Not long after Greta moved in, it was necessary to transition my husband to a group home. Greta loved it there and would twirl in her 25 cent garage sale tutu for the residents.

And she’d continue to nap in my husband’s lap on visits until he passed away two years ago this Christmas.

Yet afterwards Greta reinvented herself again.

She was now my lap dog.

And she was also my social butterfly. Greta loved to go to dog friendly coffee shops and bookstores. She’d be in her glory on long road trips or even short jaunts to McDonalds. And she was a big fan of pet friendly church services, where she’d always try and steal my communion bread and wine.

Greta also finally found she was no longer afraid of young children in the area, who all believed she was still a puppy at sixteen because of her tiny size

I like to think she was flattered, as she was a little diva after all.

Yesterday, I wrapped up my little diva in her favorite red velveteen blanket from the couch.

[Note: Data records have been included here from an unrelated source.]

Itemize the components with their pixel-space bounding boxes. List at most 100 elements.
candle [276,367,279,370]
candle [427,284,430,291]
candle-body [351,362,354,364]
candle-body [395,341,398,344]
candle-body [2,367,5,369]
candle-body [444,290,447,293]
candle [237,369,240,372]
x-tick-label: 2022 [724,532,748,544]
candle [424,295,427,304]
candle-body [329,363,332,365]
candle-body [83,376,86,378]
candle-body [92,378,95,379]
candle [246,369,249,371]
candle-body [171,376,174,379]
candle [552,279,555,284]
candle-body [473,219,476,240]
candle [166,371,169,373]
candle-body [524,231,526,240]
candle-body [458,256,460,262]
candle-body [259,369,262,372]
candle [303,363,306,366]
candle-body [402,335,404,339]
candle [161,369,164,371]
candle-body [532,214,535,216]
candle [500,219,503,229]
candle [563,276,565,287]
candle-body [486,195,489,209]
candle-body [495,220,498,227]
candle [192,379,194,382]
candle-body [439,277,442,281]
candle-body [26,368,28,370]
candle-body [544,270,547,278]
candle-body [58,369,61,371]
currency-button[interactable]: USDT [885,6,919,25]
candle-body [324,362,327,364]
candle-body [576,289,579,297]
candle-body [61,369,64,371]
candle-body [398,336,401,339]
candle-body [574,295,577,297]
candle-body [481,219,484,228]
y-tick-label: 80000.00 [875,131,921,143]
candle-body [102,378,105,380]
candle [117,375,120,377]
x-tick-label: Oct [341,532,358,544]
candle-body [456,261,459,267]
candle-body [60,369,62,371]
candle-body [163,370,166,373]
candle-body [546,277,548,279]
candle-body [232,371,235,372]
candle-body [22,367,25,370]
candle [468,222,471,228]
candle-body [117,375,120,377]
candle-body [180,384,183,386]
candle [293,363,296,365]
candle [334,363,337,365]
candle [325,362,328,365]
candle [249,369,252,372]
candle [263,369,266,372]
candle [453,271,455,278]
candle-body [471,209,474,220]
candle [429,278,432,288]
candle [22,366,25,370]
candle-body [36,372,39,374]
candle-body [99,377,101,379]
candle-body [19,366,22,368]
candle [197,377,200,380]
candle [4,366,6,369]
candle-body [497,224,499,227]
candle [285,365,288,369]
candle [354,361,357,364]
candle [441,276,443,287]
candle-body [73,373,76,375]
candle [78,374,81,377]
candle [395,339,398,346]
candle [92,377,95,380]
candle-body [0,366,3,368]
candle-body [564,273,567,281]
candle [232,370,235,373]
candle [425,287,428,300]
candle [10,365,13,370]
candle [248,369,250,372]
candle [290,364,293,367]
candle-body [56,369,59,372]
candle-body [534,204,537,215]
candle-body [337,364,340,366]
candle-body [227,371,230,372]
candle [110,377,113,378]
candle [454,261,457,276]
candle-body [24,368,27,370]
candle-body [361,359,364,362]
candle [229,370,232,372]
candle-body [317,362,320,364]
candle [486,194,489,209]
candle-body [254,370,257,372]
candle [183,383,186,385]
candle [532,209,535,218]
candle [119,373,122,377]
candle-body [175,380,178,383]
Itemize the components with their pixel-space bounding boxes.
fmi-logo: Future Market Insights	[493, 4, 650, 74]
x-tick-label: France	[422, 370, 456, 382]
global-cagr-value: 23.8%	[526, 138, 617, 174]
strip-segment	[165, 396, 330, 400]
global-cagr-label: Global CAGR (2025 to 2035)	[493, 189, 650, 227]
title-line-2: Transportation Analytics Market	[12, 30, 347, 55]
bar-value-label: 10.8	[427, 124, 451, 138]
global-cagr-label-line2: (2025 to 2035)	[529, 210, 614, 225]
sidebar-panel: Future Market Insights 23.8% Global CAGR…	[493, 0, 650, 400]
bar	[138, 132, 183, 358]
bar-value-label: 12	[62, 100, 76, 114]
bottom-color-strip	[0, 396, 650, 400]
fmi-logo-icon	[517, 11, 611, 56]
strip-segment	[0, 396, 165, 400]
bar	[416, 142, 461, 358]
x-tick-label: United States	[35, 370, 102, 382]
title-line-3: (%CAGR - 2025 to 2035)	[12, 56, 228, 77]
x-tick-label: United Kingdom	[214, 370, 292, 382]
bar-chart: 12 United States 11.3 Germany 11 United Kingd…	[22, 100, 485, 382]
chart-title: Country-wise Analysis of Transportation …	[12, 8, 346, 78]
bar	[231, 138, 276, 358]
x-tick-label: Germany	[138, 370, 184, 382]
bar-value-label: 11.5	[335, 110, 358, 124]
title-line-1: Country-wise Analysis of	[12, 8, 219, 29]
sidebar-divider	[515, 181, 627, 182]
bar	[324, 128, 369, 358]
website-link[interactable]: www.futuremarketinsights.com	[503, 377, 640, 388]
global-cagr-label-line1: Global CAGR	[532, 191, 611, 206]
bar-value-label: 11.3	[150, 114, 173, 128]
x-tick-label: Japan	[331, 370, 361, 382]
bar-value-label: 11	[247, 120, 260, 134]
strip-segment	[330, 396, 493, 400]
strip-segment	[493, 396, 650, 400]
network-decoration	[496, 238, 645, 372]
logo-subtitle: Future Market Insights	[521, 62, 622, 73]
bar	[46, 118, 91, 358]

And we took a drive in a snowstorm.

This time it was to the vet, as she hadn’t been feeling well.

The vet told me it was time for Greta to move on once again.

Crying some, I agreed. And I let her go.

Afterwards, I bought another red velveteen blanket at the store. And last night, my dogs Tucker, Maddie and I watched Rudolph the Red Nosed Reindeer on TV, sitting on Greta’s favorite couch.

I dozed off a bit, and awakened later to the sound of a train whistle from the tracks that run by the depot where my husband’s memorial service was held.

I smiled, thinking Greta was helped up to that holiday train and found her way back to my husband’s lap, wherever he may be.

The thought gave me great comfort, and I slept like a baby.

And Grandma Greta, I hope you are as well.